Description of problem:
In RHQ 4.11 we had the metrics_index table which was replaced with the metrics_cache_index table in RHQ 4.12. With both tables the number of rows per (CQL) partition would be N, where N is the number of measurement schedules having data stored during a given time slice, e.g., 04:00 - 05:00. As N gets bigger, we wind up with increasingly large partitions, often referred to as "wide rows" in Cassandra terminology. The problem is even worse with the new metrics_cache_index table because we store even more data in each row.
Because of bug 1135603, we no longer need the metrics_cache_index table. We need to avoid really big wide rows and also deal with the read timeouts. The following schema change will address these concerns,
CREATE TABLE rhq.metrics_idx (
PRIMARY KEY ((bucket, partition, time), schedule_id)

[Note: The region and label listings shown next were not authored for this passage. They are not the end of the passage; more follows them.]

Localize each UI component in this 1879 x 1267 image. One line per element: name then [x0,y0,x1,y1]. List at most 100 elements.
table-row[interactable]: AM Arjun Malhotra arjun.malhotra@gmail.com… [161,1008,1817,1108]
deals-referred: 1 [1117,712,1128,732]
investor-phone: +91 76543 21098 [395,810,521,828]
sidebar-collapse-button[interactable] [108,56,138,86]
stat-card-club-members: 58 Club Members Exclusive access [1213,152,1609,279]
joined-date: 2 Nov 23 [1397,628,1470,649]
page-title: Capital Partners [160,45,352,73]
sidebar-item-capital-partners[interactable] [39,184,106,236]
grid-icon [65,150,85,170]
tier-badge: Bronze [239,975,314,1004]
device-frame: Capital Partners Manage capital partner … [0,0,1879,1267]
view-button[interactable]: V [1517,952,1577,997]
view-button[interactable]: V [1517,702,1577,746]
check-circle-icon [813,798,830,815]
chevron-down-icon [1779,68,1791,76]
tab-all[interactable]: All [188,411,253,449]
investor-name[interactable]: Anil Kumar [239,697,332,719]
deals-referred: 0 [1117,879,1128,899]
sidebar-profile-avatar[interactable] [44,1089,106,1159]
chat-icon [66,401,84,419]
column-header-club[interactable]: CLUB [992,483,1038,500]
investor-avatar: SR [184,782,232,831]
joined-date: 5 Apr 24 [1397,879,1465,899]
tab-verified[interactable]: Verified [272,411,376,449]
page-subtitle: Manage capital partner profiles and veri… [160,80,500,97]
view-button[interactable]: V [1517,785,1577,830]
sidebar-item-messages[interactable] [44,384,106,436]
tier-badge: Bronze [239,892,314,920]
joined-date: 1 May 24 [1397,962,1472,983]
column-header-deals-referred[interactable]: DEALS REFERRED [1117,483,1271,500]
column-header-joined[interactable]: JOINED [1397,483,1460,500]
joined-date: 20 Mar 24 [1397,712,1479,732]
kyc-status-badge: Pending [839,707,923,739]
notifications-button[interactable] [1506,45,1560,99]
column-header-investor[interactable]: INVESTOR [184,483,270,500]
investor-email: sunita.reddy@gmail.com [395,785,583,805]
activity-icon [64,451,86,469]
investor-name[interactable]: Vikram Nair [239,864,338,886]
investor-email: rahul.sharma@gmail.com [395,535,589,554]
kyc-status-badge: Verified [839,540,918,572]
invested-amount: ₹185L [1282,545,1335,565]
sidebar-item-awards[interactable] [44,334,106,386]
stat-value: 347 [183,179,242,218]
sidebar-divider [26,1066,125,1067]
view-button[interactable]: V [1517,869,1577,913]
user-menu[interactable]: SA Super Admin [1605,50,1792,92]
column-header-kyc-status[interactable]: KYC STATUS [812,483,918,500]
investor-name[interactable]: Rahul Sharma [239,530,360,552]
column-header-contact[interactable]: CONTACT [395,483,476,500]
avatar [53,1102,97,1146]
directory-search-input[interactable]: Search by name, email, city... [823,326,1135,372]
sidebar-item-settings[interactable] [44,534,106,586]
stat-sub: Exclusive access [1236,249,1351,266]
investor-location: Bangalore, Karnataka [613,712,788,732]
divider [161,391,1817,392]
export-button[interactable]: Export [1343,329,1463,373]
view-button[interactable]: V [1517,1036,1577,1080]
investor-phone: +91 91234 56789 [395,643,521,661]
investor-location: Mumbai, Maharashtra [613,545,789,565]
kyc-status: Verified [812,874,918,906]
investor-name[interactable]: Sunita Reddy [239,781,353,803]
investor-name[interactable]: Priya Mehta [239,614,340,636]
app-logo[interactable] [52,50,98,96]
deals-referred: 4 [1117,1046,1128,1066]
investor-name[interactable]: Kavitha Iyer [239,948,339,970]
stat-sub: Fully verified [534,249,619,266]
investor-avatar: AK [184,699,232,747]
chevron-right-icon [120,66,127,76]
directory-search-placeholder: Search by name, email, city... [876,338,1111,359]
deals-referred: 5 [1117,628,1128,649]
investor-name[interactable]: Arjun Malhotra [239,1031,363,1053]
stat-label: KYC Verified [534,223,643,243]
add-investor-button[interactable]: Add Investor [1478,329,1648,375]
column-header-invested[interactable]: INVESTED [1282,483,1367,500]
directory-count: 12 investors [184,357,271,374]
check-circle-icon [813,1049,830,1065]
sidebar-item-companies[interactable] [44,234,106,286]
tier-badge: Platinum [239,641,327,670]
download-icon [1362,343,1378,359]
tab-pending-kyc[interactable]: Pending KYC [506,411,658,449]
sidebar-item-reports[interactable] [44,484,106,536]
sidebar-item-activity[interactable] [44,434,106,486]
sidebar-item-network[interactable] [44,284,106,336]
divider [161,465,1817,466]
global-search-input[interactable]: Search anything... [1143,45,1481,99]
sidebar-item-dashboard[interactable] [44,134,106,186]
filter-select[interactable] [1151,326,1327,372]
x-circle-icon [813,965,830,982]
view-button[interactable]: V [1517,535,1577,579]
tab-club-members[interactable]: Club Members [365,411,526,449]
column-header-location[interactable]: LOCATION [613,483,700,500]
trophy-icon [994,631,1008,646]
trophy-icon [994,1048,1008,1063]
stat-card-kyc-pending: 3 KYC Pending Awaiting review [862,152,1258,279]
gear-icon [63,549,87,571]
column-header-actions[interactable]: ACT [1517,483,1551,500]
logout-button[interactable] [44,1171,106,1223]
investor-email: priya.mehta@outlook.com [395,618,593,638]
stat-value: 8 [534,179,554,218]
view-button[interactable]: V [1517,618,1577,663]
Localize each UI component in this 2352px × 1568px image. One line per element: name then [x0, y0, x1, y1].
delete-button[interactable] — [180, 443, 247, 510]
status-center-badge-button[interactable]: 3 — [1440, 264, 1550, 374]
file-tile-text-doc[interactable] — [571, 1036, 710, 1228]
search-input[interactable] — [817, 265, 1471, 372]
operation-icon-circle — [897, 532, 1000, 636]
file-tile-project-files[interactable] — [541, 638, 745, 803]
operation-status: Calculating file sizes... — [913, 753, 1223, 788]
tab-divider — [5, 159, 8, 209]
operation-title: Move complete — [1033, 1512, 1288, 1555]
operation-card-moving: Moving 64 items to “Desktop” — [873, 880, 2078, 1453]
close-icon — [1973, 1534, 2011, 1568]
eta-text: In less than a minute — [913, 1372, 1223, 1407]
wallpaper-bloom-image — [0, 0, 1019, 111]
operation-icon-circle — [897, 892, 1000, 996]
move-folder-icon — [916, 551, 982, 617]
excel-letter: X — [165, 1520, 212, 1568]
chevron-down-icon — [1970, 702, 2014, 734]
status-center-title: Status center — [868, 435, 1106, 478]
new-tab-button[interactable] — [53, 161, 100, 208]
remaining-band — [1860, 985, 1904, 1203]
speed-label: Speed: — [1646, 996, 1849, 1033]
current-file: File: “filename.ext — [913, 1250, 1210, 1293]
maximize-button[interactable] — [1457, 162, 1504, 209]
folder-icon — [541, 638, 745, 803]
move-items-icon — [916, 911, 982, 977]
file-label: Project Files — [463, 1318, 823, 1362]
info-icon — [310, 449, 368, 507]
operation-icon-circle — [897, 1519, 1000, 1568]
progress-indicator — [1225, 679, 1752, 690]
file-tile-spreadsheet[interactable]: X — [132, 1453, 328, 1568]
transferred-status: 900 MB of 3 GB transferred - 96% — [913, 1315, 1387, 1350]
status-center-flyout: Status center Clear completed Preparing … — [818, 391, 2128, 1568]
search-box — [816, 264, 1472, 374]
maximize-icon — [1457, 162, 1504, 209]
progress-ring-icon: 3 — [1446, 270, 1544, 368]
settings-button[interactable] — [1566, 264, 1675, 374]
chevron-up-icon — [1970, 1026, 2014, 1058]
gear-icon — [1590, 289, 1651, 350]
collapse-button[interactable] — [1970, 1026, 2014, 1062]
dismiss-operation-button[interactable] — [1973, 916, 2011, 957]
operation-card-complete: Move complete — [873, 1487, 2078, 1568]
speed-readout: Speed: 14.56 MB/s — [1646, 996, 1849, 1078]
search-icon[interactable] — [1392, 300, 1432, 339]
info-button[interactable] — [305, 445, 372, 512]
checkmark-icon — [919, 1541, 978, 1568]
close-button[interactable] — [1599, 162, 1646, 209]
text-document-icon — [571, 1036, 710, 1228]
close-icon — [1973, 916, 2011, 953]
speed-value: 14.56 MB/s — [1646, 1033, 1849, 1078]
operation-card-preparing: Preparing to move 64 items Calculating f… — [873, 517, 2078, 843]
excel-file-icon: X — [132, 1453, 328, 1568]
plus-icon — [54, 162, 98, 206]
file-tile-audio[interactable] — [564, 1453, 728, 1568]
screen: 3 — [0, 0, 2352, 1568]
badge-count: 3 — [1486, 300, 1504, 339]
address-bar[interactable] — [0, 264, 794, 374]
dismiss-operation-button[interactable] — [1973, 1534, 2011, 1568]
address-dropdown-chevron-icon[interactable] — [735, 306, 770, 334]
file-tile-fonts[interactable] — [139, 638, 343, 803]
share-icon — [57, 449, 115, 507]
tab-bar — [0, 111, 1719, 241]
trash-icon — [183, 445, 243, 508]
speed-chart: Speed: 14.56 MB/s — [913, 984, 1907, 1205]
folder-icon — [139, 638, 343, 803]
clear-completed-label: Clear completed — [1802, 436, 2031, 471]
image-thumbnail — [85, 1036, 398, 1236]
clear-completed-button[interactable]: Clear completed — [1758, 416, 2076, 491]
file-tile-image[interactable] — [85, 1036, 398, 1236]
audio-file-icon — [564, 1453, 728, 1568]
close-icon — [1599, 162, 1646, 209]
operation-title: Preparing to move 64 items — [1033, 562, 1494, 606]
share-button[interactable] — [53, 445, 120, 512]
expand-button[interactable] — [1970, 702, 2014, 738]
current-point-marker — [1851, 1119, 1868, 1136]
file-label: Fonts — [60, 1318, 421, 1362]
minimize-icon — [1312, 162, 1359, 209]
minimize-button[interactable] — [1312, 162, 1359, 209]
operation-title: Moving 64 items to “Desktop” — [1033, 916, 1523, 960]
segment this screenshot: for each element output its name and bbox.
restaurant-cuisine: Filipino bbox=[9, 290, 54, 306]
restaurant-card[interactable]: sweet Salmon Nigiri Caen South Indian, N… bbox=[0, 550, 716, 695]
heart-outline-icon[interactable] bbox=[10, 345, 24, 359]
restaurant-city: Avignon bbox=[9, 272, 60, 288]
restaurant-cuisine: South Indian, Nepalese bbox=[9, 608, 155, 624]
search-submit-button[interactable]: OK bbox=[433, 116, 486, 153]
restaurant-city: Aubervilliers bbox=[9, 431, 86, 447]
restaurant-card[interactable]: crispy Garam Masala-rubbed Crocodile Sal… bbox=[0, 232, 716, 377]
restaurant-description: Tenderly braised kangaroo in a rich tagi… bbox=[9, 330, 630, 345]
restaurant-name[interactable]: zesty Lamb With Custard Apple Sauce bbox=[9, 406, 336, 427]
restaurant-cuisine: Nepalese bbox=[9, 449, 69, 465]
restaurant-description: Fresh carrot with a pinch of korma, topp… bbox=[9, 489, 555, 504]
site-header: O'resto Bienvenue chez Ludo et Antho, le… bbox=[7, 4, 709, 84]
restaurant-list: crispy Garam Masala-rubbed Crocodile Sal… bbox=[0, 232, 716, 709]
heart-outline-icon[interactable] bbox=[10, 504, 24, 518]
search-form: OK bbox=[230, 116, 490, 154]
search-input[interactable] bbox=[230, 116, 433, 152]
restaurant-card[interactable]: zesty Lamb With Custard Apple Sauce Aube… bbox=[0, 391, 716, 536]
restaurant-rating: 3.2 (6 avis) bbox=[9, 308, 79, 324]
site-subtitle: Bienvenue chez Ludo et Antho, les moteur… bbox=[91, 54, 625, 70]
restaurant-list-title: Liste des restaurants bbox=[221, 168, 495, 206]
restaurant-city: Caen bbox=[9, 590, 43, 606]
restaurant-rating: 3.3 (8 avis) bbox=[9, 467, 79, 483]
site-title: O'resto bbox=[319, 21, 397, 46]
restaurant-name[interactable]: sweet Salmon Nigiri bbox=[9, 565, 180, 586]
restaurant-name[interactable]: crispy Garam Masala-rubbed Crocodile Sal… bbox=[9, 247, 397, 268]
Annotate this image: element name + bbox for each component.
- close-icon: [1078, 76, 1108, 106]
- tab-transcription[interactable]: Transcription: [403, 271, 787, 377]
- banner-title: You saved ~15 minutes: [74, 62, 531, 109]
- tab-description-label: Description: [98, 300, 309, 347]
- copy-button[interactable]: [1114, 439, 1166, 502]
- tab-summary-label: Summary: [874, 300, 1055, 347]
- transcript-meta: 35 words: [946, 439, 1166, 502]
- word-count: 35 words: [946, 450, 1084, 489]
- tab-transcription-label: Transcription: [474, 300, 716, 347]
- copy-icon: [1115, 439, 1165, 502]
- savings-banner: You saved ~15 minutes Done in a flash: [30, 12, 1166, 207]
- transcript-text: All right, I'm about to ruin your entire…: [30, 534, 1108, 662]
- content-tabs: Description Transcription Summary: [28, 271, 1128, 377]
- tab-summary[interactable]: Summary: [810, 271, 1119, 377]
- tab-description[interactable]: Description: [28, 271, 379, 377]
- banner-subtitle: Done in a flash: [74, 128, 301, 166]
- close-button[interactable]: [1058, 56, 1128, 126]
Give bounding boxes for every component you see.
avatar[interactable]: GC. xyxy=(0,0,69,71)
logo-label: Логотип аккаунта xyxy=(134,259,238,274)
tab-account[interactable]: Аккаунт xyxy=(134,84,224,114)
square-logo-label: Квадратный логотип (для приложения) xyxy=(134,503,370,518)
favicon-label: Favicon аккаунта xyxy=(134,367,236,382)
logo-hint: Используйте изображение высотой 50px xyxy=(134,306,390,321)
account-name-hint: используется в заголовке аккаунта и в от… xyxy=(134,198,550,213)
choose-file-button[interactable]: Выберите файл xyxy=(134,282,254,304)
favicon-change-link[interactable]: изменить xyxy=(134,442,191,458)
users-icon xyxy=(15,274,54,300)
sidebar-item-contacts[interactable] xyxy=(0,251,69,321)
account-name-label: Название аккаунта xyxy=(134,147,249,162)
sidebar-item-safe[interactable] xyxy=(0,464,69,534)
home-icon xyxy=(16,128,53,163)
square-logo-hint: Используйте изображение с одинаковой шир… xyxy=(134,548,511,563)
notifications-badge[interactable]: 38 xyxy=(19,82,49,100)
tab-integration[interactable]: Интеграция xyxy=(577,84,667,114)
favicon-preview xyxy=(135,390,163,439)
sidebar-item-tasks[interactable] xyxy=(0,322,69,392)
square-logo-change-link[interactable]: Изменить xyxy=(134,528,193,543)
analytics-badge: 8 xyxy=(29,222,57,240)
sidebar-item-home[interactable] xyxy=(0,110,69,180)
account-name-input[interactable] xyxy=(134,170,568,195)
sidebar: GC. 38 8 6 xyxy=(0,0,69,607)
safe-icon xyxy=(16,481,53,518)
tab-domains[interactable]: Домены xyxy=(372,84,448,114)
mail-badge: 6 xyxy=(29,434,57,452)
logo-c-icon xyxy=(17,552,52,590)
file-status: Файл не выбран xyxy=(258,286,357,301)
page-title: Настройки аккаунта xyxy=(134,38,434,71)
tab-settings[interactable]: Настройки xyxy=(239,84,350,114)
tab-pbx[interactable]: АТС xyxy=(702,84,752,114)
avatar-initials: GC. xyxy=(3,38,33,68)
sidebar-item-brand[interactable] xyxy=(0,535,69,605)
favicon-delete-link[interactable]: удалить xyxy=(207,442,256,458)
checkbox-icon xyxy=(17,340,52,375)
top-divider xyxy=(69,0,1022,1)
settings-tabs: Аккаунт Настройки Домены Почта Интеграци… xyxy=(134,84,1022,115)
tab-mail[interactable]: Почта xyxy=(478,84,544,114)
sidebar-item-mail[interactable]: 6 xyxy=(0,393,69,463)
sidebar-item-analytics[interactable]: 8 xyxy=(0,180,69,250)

This is almost the same as the original metrics_index table except that it now has a partition column. We will need to track the number of partitions or possible values for the partition column. Let's say it is 5, which means the column can range from zero to four. Now the N schedule ids will be spread across N / 5 partitions instead of a single one. The index queries used during aggregation will also need to be refactored so avoid retrieving too much data at once.
Version-Release number of selected component (if applicable):
Steps to Reproduce:
Having implemented my own partition scheme for bulk data Cassandra, I found that 100 partitions takes very little time to query (fraction of a second), so 1000 partitions for many schedules may be a good starting point.
If you can figure out the number of active metric schedules (excluding trait schedules) you can come up with a better estimate. For new installations, I'm not sure how this might work. Of course, you can always increase the partition sizes at runtime.
I was actually thinking smaller, a lot smaller. I think the biggest problem with the current and past approaches was that we only do a single query for index. And the can result in timeouts as the partitions get bigger. I think we resolve most of the problems with the following queries
WHERE bucket = 'raw' AND partition = 2 AND time = 16:00
// and to get the next page...
WHERE bucket = 'raw' AND partition = 2 AND time = 16:00 AND schedule_id > 11000
We implement paging across a single partition as well as break up the index for a given time slice into multiple partitions. As for how many, I was actually thinking just a handful to start with. Maybe I am wrong, but here is my reasoning. Assuming that the data is not already in memory, a read for a partition key requires a disk seek for each SSTable that has to be read. After that initial seek, columns are read sequentially which should be very efficient. Just based on this, we know that querying N partitions will require S disk seeks where S >= N. Of course with multiple nodes queries can be executed in parallel to reduce the overall latency. When Cassandra performs a read from disk, the scanned file segments, which I believe are 64k in size by default will get loaded into memory. So it is entirely possible that when we query for a page of data from the index, Cassandra will load into memory more than we need. Then the subsequent query will not even have to hit the disk at all.
I agree that the number of schedules needs to be taken into account when trying to determine how many index partitions we should have. But I also think we have to take the cluster size into consideration as well.
I think the file segment size is determined by the column_index_size_in_kb property in cassandra.yaml.
I think in terms of inserting data, it is more efficient to insert into narrower rows than wider. Intuitively, it would seem that is the case, as maintaining sorted rows requires more moving around of data. I'm also thinking a large enough partition count would avoid any need for paged queries. But perhaps you're right that it is more I/O efficient to simply have fairly wide rows.
I'd like it if there might be a way to try both and decide which is more efficient, both in reads and in writes.
I have removed the metrics_cache and metrics_cache index tables. References to them in code have been removed as well. Paging is now used when querying the index during data aggregation. The paging functionality is implemented in IndexIterator.java. There is a new schema upgrade step, ReplaceIndex.java, that migrates data from the legacy index tables into the new metrics_idx table.
More work is needed to make the number of index partitions fully configurable. That can come later though. There was no reason for that work to hold up these changes from getting into master. If need be we can address it in a separate BZ.
I created bug 1140849 for tracking the work for making the number of partitions configurable. Moving this to ON_QA.